Many senior executives take listening skills for granted and focus instead on learning how to articulate and present their own views more effectively. In coaching these leaders, we therefore consistently run into the theme of listening.
The strategy consulting firm McKinsey just published an interesting article (download here: 2012_03_the executive’s guide to better listening) describing the role of listening in leadership. The article positions good listening, which describes the active and disciplined activity of probing and challenging the information garnered from others to improve its quality and quantity, as the difference between success and failure in business ventures (and hence between a longer career and a shorter one).
Why should that be so? Listening is the surest, most efficient route to informing the judgments that senior executives must make. Good listening can ultimately mean the difference between a longer career and a shorter one. By showing respect for conversation partners, spending less time speaking, and challenging the assumptions that inform conversations, senior executives can improve their own listening skills and those of their organization.
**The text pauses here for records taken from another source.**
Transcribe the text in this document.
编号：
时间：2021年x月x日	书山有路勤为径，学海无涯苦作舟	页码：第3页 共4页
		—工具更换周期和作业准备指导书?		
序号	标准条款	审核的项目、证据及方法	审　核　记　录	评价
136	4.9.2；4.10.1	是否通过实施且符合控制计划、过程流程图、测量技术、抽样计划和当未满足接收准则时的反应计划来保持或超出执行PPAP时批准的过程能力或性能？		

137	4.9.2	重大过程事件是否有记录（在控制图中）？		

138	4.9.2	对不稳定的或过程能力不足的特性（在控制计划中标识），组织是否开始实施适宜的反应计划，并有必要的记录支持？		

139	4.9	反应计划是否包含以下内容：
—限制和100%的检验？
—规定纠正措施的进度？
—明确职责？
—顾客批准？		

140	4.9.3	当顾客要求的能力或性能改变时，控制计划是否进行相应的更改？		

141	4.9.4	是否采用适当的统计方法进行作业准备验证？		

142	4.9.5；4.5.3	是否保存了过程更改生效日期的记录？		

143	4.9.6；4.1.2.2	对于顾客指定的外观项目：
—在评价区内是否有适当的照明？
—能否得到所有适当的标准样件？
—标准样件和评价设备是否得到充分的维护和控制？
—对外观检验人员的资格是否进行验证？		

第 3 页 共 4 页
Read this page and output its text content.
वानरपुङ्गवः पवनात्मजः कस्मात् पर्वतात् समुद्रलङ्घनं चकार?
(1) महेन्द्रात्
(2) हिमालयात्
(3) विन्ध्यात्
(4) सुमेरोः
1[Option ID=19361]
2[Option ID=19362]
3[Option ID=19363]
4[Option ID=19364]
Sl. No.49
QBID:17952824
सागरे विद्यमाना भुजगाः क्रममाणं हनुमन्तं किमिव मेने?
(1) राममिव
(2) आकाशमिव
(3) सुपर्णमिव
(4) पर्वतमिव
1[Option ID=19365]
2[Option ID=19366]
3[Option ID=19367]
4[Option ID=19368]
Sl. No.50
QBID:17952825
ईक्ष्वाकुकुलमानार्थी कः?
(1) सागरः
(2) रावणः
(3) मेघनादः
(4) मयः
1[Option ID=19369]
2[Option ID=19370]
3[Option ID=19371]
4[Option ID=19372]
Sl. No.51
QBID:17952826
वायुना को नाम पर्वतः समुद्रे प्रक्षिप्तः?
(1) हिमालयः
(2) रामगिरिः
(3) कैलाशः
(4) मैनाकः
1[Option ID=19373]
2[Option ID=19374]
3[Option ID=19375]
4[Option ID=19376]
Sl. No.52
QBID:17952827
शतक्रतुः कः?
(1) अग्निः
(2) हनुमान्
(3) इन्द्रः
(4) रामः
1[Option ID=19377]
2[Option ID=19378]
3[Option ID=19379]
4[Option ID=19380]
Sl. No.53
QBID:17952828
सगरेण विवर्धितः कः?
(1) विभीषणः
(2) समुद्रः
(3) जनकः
McKinsey goes on to delineate three kinds of behaviors of great listeners, which I am listing in order of increasing difficulty for typical successful executives:
Challenging assumptions: good listeners seek to understand and challenge the assumptions that lie below the surface of every conversation. Although many good executives (even exceptional ones who are highly respectful of their colleagues) inadvertently act as if they know what’s most important, we have found that successful leaders typically understand the importance of challenging assumptions, particularly their own.
Showing respect: conversation partners often have the know-how to develop good solutions, and part of being a good listener is simply helping them to draw out critical information and put it in a new light. To harness the power of those ideas, senior executives must fight the urge to “help” more junior colleagues by providing immediate solutions. Leaders should also respect a colleague’s potential to provide insights in areas far afield from his or her job description. Still intuitive, but more difficult in our experience with successful clients.
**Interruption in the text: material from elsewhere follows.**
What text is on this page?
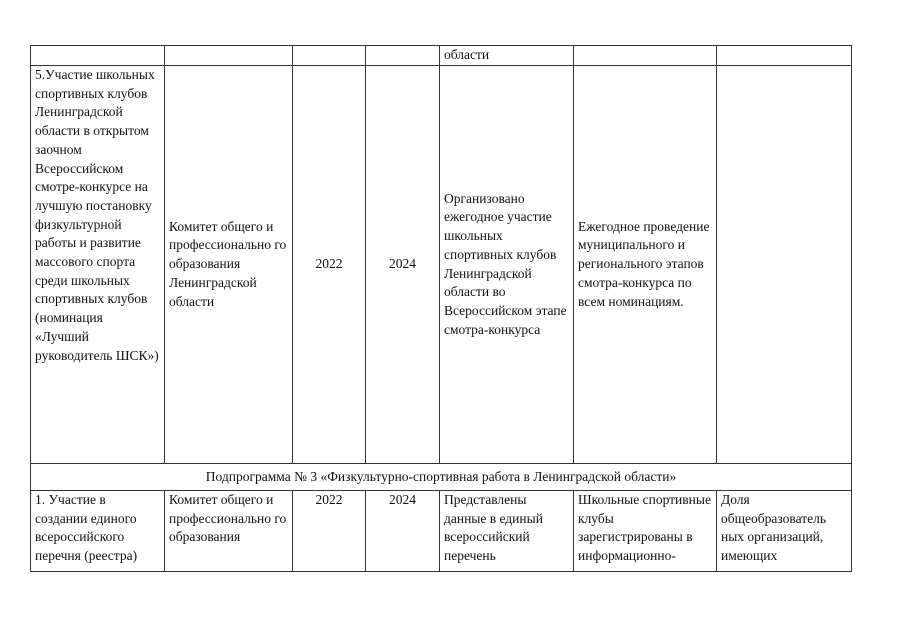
				области		

5.Участие школьных спортивных клубов Ленинградской области в открытом заочном Всероссийском смотре-конкурсе на лучшую постановку физкультурной работы и развитие массового спорта среди школьных спортивных клубов (номинация «Лучший руководитель ШСК»)	Комитет общего и профессионально го образования Ленинградской области	2022	2024	Организовано ежегодное участие школьных спортивных клубов Ленинградской области во Всероссийском этапе смотра-конкурса	Ежегодное проведение муниципального и регионального этапов смотра-конкурса по всем номинациям.	

Подпрограмма № 3 «Физкультурно-спортивная работа в Ленинградской области»						

1. Участие в создании единого всероссийского перечня (реестра)	Комитет общего и профессионально го образования	2022	2024	Представлены данные в единый всероссийский перечень	Школьные спортивные клубы зарегистрированы в информационно-	Доля общеобразователь ных организаций, имеющих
Keeping quiet: This is the big one. The article advocates an 80/20 rule, which limits speaking time to 20% and thus leaves 80% of the dialogue for the conversation partner to speak. This is difficult for most executives we coach, particularly when combined with the idea of using these 20% primarily for questions rather than statements.
These are three simple rules. Our work at North Of Neutral suggests a fourth, which is listening with empathy: seeking to understand the underlying motivations, gauging what has not been said and why, to understand the fears and aspirations of the person you are listening to.
As the proverb says: you don’t learn anything when you are talking. So why not listen?